Well, you're just trying to predict the original image. So you're trying to get the convolutional network to implement the identity transformation. And the trick, of course, that makes it non-trivial is that you're forcing the representation to go through this representational bottleneck of 7 by 7 by 512. So the network must find an efficient representation of the original image so that it can decode it later.

S2

Speaker 2

57:20

So that would be a autoencoder. You again have an L2 loss at the end, and you backprop. Or if you want to do variational autoencoders, you have to introduce a reparameterization layer, and you have to append an additional small loss that makes your posterior be your prior, but it's just like an additional layer.

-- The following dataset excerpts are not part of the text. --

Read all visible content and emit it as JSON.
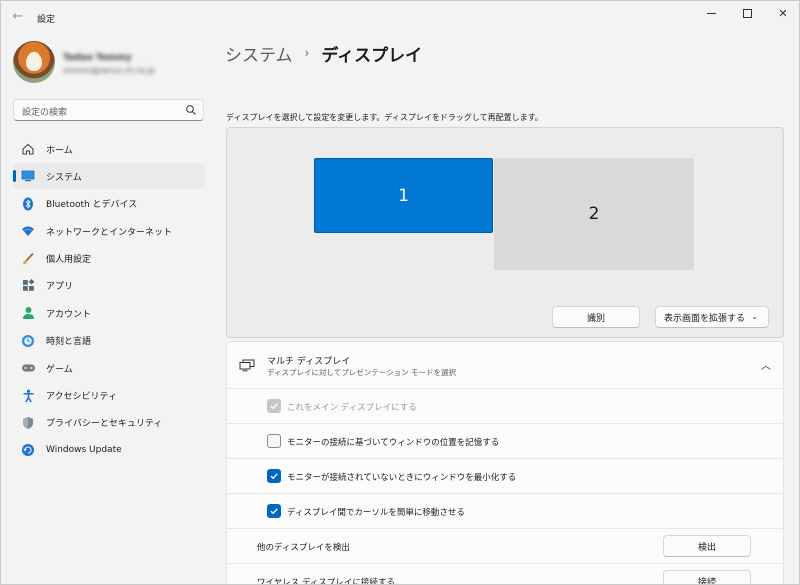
{
  "window": {
    "title": "設定",
    "back_glyph": "←",
    "minimize_glyph": "—",
    "close_glyph": "✕"
  },
  "profile": {
    "name": "Tadao Tommy",
    "email": "xtommi@xenux.nh.ne.jp"
  },
  "search": {
    "placeholder": "設定の検索"
  },
  "sidebar": {
    "items": [
      {
        "label": "ホーム",
        "icon": "home-icon"
      },
      {
        "label": "システム",
        "icon": "system-icon",
        "selected": true
      },
      {
        "label": "Bluetooth とデバイス",
        "icon": "bluetooth-icon"
      },
      {
        "label": "ネットワークとインターネット",
        "icon": "wifi-icon"
      },
      {
        "label": "個人用設定",
        "icon": "brush-icon"
      },
      {
        "label": "アプリ",
        "icon": "apps-icon"
      },
      {
        "label": "アカウント",
        "icon": "account-icon"
      },
      {
        "label": "時刻と言語",
        "icon": "time-language-icon"
      },
      {
        "label": "ゲーム",
        "icon": "gamepad-icon"
      },
      {
        "label": "アクセシビリティ",
        "icon": "accessibility-icon"
      },
      {
        "label": "プライバシーとセキュリティ",
        "icon": "shield-icon"
      },
      {
        "label": "Windows Update",
        "icon": "update-icon"
      }
    ]
  },
  "main": {
    "breadcrumb_parent": "システム",
    "breadcrumb_sep": "›",
    "breadcrumb_current": "ディスプレイ",
    "instruction": "ディスプレイを選択して設定を変更します。ディスプレイをドラッグして再配置します。",
    "monitors": [
      "1",
      "2"
    ],
    "identify_label": "識別",
    "extend_label": "表示画面を拡張する",
    "extend_chevron": "⌄",
    "multi": {
      "title": "マルチ ディスプレイ",
      "subtitle": "ディスプレイに対してプレゼンテーション モードを選択",
      "chevron": "︿",
      "options": [
        {
          "label": "これをメイン ディスプレイにする",
          "checked": true,
          "disabled": true
        },
        {
          "label": "モニターの接続に基づいてウィンドウの位置を記憶する",
          "checked": false,
          "disabled": false
        },
        {
          "label": "モニターが接続されていないときにウィンドウを最小化する",
          "checked": true,
          "disabled": false
        },
        {
          "label": "ディスプレイ間でカーソルを簡単に移動させる",
          "checked": true,
          "disabled": false
        }
      ],
      "detect_label": "他のディスプレイを検出",
      "detect_button": "検出",
      "wireless_label": "ワイヤレス ディスプレイに接続する",
      "wireless_button": "接続"
    }
  },
  "colors": {
    "accent": "#0067c0",
    "monitor_selected": "#0078d4",
    "monitor_other": "#d9d9d9"
  }
}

And then you have an entire generative model.

S2

Speaker 2

57:36

And you can actually sample images as well. If you wanted to do detection, things get a little more hairy, perhaps, compared to localization or something like that. So 1 of my favorite detectors, perhaps, to explain is the YOLO detector, because it's perhaps the simplest 1. It doesn't work the best, but it's the simplest 1 to explain, and it has the core idea of how people do detection in computer vision.

S2

Speaker 2

57:57

And so the way this works is we reduced the original image to a 7 by 7 by 512 feature. So really, there are these 49 discrete locations that we have. And at every single 1 of these 49 locations, we're going to predict a class. So that's shown here on the top right.

S2

Speaker 2

58:15

So every single 1 of these 49 will be some kind of a softmax. And then additionally, at every single position, we're going to predict some number of bounding boxes. And so there's going to be a b number of bounding boxes. Say b is 10.

S2

Speaker 2

58:28

So we're going to be predicting 50 numbers. And the 5 comes from the fact that every bounding box will have 5 numbers associated with it. So you have to describe the x, y, the width, and the height. And you have to also indicate some kind of a confidence of that bounding box.

S2

Speaker 2

58:43

So that's the fifth number, some kind of a confidence measure. So you basically end up predicting these bounding boxes. They have positions. They have class.

S2

Speaker 2

58:50

They have confidence. And then you have some true bounding boxes in the image. So you know that there are certain true boxes, and they have certain class. And what you do then is you match up the desired thing with the predicted thing, and whatever, so say, for example, you had 1 bounding box of a cat, then you would find the closest predicted bounding box, and you would mark it as a positive, and you would try to make that associated grid cell predict cat.

S2

Speaker 2

59:15

And you would nudge the prediction to be slightly more towards the cat box. And so all of this can be done with simple losses, and you just back propagate that, and then you have a detector. Or if you want to get much more fancy, you could do dense image captioning. So in this case, this is a combination of detection and image captioning.

S2

Speaker 2

59:32

This is a paper with my equal co-author Justin Johnson and Fei-Fei Lee from last year. And so what we did here is image comes in and it becomes much more complex. I don't want to go into it as much. But the first order approximation is that instead, it's basically detection, But instead of predicting fixed classes, we instead predict a sequence of words.

S2

Speaker 2

59:49

So we use a recurrent neural network there. But basically, you can take an image then, and you can predict. You can both detect and describe everything in a complex visual scene. So that's just some overview of the model.